Some of the existing features of MySQL Autopilot, such as auto provisioning and auto query plan, have been improved to support better performance in the lakehouse service, the company said.
The new capabilities of MySQL Autopilot designed for the lakehouse include auto schema inference, adaptive data sampling, auto load, and adaptive data flow.
Auto schema inference as a feature allows Autopilot to automatically infer the mapping of the file data to datatypes in the database—and this means that enterprise users don’t need to manually specify the mapping for each new file to be queried by MySQL HeatWave Lakehouse, the company said.
To improve query performance, Autopilot uses adaptive data sampling, collecting statistics with minimal data access.
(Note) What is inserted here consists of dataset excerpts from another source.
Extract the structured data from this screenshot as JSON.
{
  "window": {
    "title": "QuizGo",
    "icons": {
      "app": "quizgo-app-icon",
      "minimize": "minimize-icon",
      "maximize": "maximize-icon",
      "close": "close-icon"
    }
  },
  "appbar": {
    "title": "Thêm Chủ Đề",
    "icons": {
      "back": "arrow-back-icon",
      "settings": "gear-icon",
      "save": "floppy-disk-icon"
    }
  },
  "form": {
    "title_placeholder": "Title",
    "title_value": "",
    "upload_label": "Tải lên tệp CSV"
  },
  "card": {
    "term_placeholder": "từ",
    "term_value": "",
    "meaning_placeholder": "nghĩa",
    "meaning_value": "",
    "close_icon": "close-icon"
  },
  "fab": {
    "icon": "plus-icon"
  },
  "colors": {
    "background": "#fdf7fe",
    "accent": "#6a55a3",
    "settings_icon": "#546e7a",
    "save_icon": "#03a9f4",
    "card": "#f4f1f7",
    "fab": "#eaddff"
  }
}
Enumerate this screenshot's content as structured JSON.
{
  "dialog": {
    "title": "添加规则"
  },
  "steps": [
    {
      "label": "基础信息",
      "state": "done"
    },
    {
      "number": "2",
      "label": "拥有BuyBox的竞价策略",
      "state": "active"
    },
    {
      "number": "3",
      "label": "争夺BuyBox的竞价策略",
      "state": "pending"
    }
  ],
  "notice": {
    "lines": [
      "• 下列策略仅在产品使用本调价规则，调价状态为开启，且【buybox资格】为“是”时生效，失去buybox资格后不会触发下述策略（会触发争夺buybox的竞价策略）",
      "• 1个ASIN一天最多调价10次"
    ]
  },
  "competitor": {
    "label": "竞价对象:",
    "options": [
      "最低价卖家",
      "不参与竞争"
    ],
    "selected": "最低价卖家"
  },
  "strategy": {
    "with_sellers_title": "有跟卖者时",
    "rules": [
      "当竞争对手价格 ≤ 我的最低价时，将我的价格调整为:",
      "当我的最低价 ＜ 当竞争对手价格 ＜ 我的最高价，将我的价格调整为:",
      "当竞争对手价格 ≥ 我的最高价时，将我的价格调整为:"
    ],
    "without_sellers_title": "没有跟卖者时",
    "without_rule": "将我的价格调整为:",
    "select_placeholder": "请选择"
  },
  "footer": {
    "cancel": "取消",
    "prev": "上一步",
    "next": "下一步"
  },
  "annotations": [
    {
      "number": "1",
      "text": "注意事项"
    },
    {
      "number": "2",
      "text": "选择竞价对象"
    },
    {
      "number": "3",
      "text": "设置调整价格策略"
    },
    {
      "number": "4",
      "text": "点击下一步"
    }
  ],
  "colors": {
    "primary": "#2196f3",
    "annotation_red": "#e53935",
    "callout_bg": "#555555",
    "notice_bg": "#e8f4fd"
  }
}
MySQL HeatWave uses these statistics to generate and improve query plans, determine the optimal schema mapping, and other purposes.
Adaptive data flow is used by Autopilot to generate maximum available performance from the underlying cloud infrastructure, which improves overall performance, and availability, Oracle said.
Additional improvements to the MySQL HeatWave portfolio include support for forecasting models, a new query optimizer and updated support for the VS code plugin.
“Data scientists can now influence various stages of the automated HeatWave ML training pipeline, including the choice of algorithm, feature selection, scoring metric, and the explanation technique,” Oracle said, adding that HeatWave ML has been updated to allow import of machine learning models into HeatWave.
Will Oracle shed high-cost provider reputation?
The lakehouse announcement can be seen as Oracle’s broader strategy to reverse its reputation as a high-cost provider, said Tony Baer, principal analyst at market research firm dbInsight.
“Oracle’s strategy for reversing its reputation in this context is not with me-too technology, but with optimized database engines that outperform the competition,” Baer explained.
However, he warned that most vendors were also diving into the lakehouse space.
“The momentum is more on the vendor side than the customer side, but it’s a case of going where the hockey puck is going as opposed to where it is today,” Baer said. “The company can only bring its mainstream customer under the lakehouse fold if Oracle’s flagship databases hop the bandwagon,” he added.
Oracle claims that customers migrating from AWS, Google, and on-premises infrastructure have been using MySQL HeatWave for a broad set of applications including marketing analytics, real-time analysis of advertising campaign performance and customer data analytics.
Customers who migrated from AWS include firms in the automotive, telecommunications, retail, high-tech, and healthcare industries, it added.
Meanwhile, the phenomenon of an increasing number of vendors offering lakehouse architecture can benefit Oracle, according to Baer.
“Given that open source is creeping up the stack, and for Oracle, MySQL HeatWave is about reaching out to new audiences, hopping on the bandwagon could make HeatWave more accessible since, at the table level, there wouldn’t be any lock-in,” said Baer.
This will also depend on factors, such as whether open source formats, namely Delta Lake, Apache Iceberg, or possibly Apache Hudi, emerge as the de facto standard for modern lakehouses, Baer added.